This is the following calculation done with no Shin method?

131-45=75

1) 6 Shin method

2) 7 Shin method

3) 8 Shin method

4) 9 Shin method

131-45=75

1) 6 Shin method

2) 7 Shin method

3) 8 Shin method

4) 9 Shin method

%d bloggers like this:

## exam said

Answer > 4

(Explanation 1) this 2000 software development engineer test morning question 1

It is remodelling problem. Originally problem was the arithmetic expression, “131-45=53”.

By the way correct answer of originally problem becomes 2. 7 Shin methods.

0s131 = 1 * 7^2 + 3 * 7 + 1 = 71

0s45 = 4 * 7 + 5 = 33

0s53 = 5 * 7 + 3 = 38

71 – 33 = 38

Is.

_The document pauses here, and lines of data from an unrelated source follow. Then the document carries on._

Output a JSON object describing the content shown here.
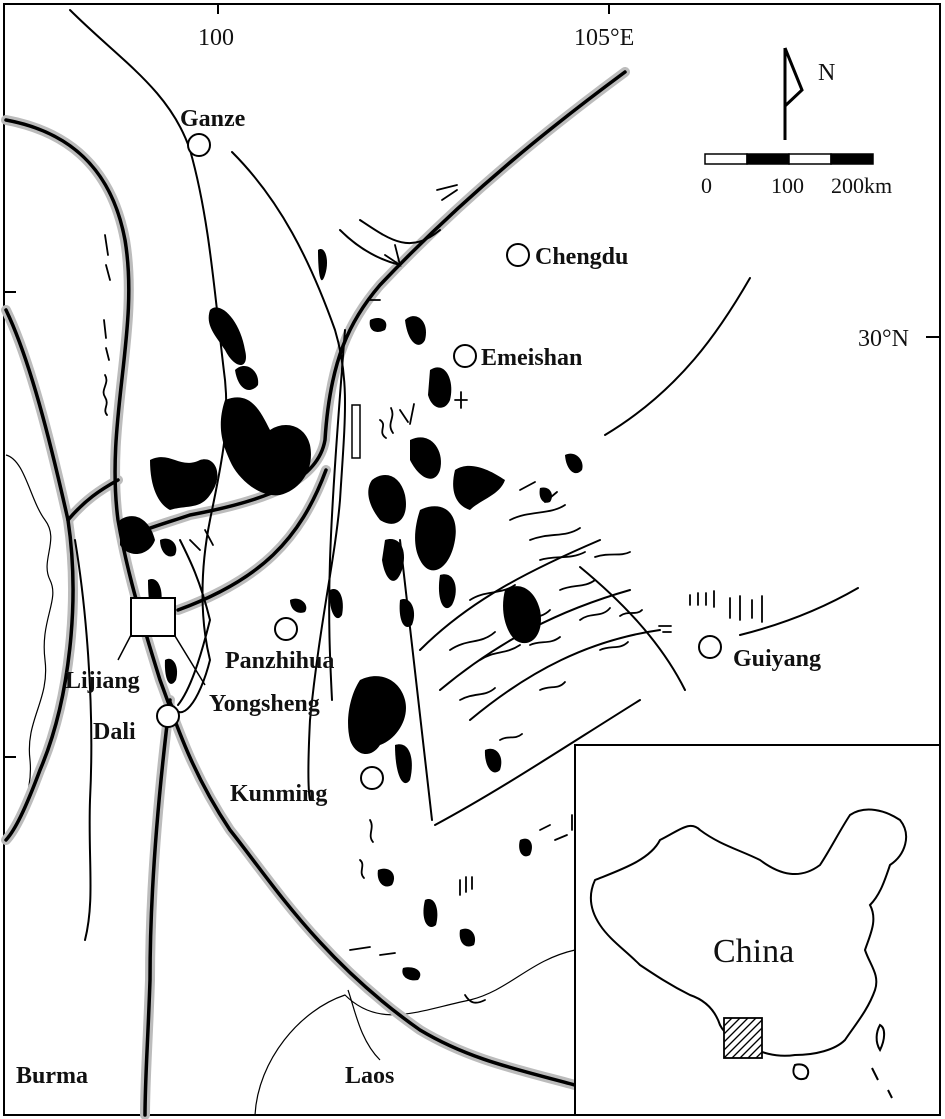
{
  "map": {
    "coords": {
      "lon_100": "100",
      "lon_105": "105°E",
      "lat_30": "30°N"
    },
    "north_arrow": {
      "label": "N"
    },
    "scale_bar": {
      "label_0": "0",
      "label_100": "100",
      "label_200": "200km"
    },
    "cities": {
      "ganze": "Ganze",
      "chengdu": "Chengdu",
      "emeishan": "Emeishan",
      "panzhihua": "Panzhihua",
      "yongsheng": "Yongsheng",
      "lijiang": "Lijiang",
      "dali": "Dali",
      "kunming": "Kunming",
      "guiyang": "Guiyang"
    },
    "countries": {
      "burma": "Burma",
      "laos": "Laos"
    },
    "inset": {
      "label": "China"
    }
  }
}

If just the lower 1 columns you see, because it becomes 1-5=3, the 1=8 and the 0=7, in every multiple of 7

It is found that it is the carry of the beam, as for this proof of the thing which is the quantities of 7 Shin

It becomes.

It is 131-45=75, but when you think in the same way at the lower 1 columns, being 1-5=5, the 1=10 and the 0=9

So it understands that they are the quantities of 9 Shin. In addition when both sides are corrected in decimal

0n131 = 1 * 9^2 + 3 * 9 + 1 = 109

0n45 = 4 * 9 + 5 = 41

0n75 = 7 * 9 + 5 = 68

109 – 41 = 68

By the way, it is almost not used, but as for the quantities of 6 Shin as for sextal and the quantities of 7 Shin septimal,

As for the quantities of 9 Shin you call nonal.

If we assume that there is a file which is expressed at the quantity of respective Shin the senary file,

It is called the septenary file and the nonary file, probably will be, binary [hua]

Like [iru].

Furthermore 8 bits were 1 octets (octet), but 6,7,9 you call numerical value

When it makes 1 summaries, it becomes the unit, sextet, septet and nonet probably will be.